The S&P 500 and the Dow have opened largely flat as a record rise in coronavirus cases in six US states dented sentiment following a three-day rally on hopes of a swift recovery from a coronavirus-driven downturn.

Arizona, Florida and Oklahoma were among the states that registered a record increase in new infections on Tuesday as businesses reopened.

Beijing extended its movement curbs as the city fought the worst resurgence of the disease since early February.

Cruise operator Norwegian Cruise Line Holdings Ltd tumbled about 6.7 per cent as it extended the suspension of its voyages through September end due to the virus outbreak.

Peers Carnival Corp and Royal Caribbean Cruises Ltd also dropped 6.1 per cent and 7.8 per cent each.

The benchmark S&P 500 wrapped up its best three-day percentage rise in a month on Tuesday after a report on a massive fiscal stimulus plan and a stunning retail sales report for May reflected a pick-up in demand as businesses reopened.

“The market got ahead of itself based on the Fed stimulus,” Matt Peden, chief investment officer at GuideStone Capital Management in Dallas said.

“There could be further consolidation in the marketplace, that would be healthy, and would bring stocks closer to a more rational valuation level.”

Encouraging economic data and trillions of dollars in monetary and fiscal stimulus have propelled a rally in the Wall Street indexes from their late-March trough.

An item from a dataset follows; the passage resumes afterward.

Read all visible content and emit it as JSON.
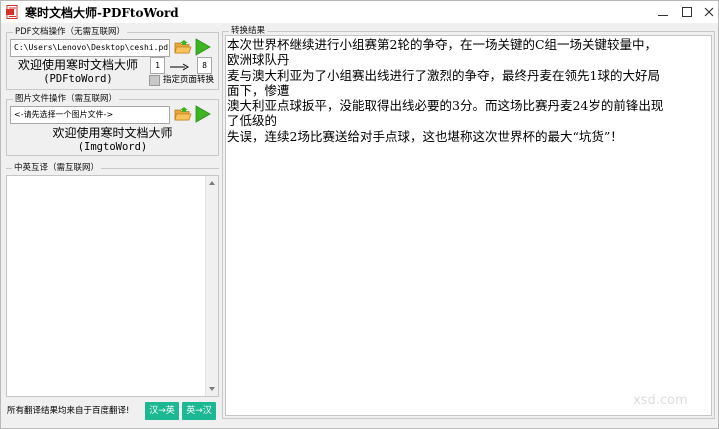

The S&P 500 is about 3.0 per cent below its record closing high hit in February, while the tech-heavy Nasdaq was about 1.0 per cent below its all-time closing high on June 10.

Federal Reserve Chair Jerome Powell warned on Tuesday that a full recovery is unlikely until the public is confident that the disease is under control, as he testified before US lawmakers.

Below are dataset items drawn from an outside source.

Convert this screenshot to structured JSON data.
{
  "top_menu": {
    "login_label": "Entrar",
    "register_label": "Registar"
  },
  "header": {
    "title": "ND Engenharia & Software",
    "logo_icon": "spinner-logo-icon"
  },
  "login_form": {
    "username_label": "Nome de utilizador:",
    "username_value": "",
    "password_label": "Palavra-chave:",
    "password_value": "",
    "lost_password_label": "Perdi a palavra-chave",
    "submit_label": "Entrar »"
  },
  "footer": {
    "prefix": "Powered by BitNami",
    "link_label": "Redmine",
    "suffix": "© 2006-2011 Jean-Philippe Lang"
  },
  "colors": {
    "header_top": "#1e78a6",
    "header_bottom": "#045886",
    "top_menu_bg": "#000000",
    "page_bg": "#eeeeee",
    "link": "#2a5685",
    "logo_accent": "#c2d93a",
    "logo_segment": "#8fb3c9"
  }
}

In early trading, the Dow Jones Industrial Average was down 25.50 points, or 0.10 per cent, at 26,264.48, the S&P 500 was up 0.91 points, or 0.03 per cent, at 3,125.65. The Nasdaq Composite was up 49.02 points, or 0.50 per cent, at 9,944.88 with Apple Inc, Microsoft Corp and providing the biggest boost.

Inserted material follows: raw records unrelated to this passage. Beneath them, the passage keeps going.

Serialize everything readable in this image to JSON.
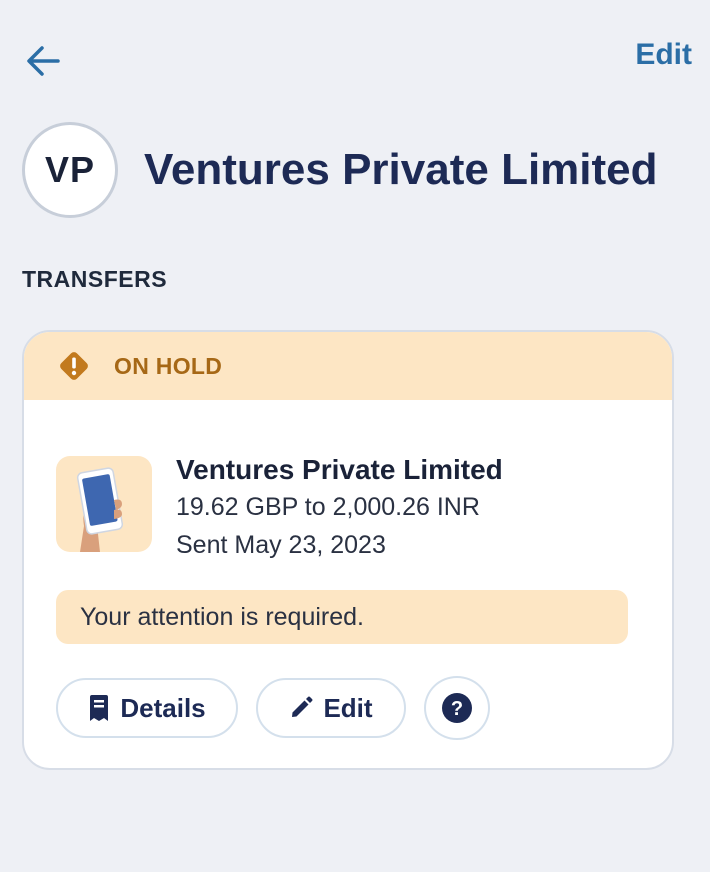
{
  "topbar": {
    "back_icon": "arrow-left-icon",
    "edit_label": "Edit"
  },
  "header": {
    "avatar_initials": "VP",
    "title": "Ventures Private Limited"
  },
  "section": {
    "heading": "TRANSFERS"
  },
  "transfer_card": {
    "status_icon": "warning-diamond-icon",
    "status_label": "ON HOLD",
    "thumbnail_icon": "phone-in-hand-icon",
    "recipient_name": "Ventures Private Limited",
    "amount_text": "19.62 GBP to 2,000.26 INR",
    "sent_date": "Sent May 23, 2023",
    "attention_text": "Your attention is required.",
    "actions": {
      "details_label": "Details",
      "details_icon": "receipt-icon",
      "edit_label": "Edit",
      "edit_icon": "pencil-icon",
      "help_icon": "question-circle-icon"
    }
  },
  "colors": {
    "background": "#eef0f5",
    "accent_link": "#2b6ea6",
    "title_navy": "#1d2a55",
    "hold_banner": "#fde6c4",
    "hold_text": "#a66816"
  }
}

Energy and utilities led losses among the major S&P sectors.

Oracle Corp fell 4.2 per cent after its quarterly revenue missed estimates as the pandemic led clients in the hospitality, retail and transportation sectors to postpone purchases.

Declining issues outnumbered advancers for a 1.47-to-1 ratio on the NYSE and a 1.33-to-1 ratio on the Nasdaq.

The S&P index recorded nine new 52-week highs and no new low, while the Nasdaq recorded 86 new highs and four new lows.